From the perspective of two millennia, late-fifth-century Athens seems like a golden age of youth. From Antigone to Alcibiades, from Theseus to Iphigeneia, from the young men who flocked around Socrates to the youthful indiscretion suggested by the mutilation of the Herms, Athens seems like a youth culture. As one approaches closer to the surviving documents, the impression of youth in prominence remains, but the details become more complex. Chronologically, the era seems to fall into two periods. The first is marked by a combination of confidence in youth, some good-natured irritation at youthful exuberance, and an undercurrent of doubt about the arrogance, egotism, and contempt for everything traditional-including Athens’s now traditional form of government, democracy-on the part of some of the members of the wealthiest and most privileged generation in Athenian history.
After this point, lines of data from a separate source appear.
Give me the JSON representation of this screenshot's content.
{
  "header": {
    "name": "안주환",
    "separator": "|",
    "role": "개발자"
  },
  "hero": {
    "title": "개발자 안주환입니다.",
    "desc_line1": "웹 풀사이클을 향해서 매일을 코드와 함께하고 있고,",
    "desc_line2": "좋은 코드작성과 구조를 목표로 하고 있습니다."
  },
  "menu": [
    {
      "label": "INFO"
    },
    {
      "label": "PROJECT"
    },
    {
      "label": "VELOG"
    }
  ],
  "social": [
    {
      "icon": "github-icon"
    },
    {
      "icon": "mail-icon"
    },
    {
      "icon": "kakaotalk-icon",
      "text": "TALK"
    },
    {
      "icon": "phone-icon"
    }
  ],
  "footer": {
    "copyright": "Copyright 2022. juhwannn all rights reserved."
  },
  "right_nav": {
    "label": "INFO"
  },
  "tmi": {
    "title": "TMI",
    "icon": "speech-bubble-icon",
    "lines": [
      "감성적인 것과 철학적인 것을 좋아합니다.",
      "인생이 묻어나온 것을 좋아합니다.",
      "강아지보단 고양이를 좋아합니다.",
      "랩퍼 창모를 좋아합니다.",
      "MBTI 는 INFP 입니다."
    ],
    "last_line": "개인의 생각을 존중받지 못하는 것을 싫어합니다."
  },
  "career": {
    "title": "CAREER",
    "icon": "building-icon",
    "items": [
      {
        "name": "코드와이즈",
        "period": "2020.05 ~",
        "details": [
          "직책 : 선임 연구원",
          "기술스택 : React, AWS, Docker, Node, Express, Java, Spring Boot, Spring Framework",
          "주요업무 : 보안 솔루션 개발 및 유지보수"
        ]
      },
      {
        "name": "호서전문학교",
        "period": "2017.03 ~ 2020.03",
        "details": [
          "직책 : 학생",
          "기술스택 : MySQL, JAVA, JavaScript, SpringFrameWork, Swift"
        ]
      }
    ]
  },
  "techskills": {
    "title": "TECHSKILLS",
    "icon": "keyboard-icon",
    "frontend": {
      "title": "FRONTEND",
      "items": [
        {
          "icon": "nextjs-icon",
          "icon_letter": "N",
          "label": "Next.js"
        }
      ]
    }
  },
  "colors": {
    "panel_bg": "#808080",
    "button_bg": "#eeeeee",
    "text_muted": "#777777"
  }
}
This period dates from about mid-century to the Sicilian Expedition of 415-413. After that disaster, sentiments become reversed. Confidence in youth fades, the irritation loses its good nature, and the older generation’s worst fears about youth

seem confirmed. Suddenly, not youth but maturity, in the person of paternal authority, begins to become the byword of the day. This second period lasts from 413 at least to the trial of Socrates in 399. The second period is the subject of the next chapter; this chapter examines the first period, from ca. 450 to 414, especially the period 430-414.1

The first half of this chapter focuses on the two politicians whose public personas exemplify the extremes of paternal and filial ideology: Pericles and Alcibiades. It also considers the question of the generation gap of the 420s BC. The intergenerational tensions evident in the assembly and the salons of the sophists left their mark in the theater as well. Accordingly, the second half of this chapter examines four comedies of Aristophanes as well as one Euripidean tragedy. Taken as a whole, the evidence demonstrates that, at least within the Athenian elite, there was a perception of Athenian public life ca. 430-414 as a social drama of father and son.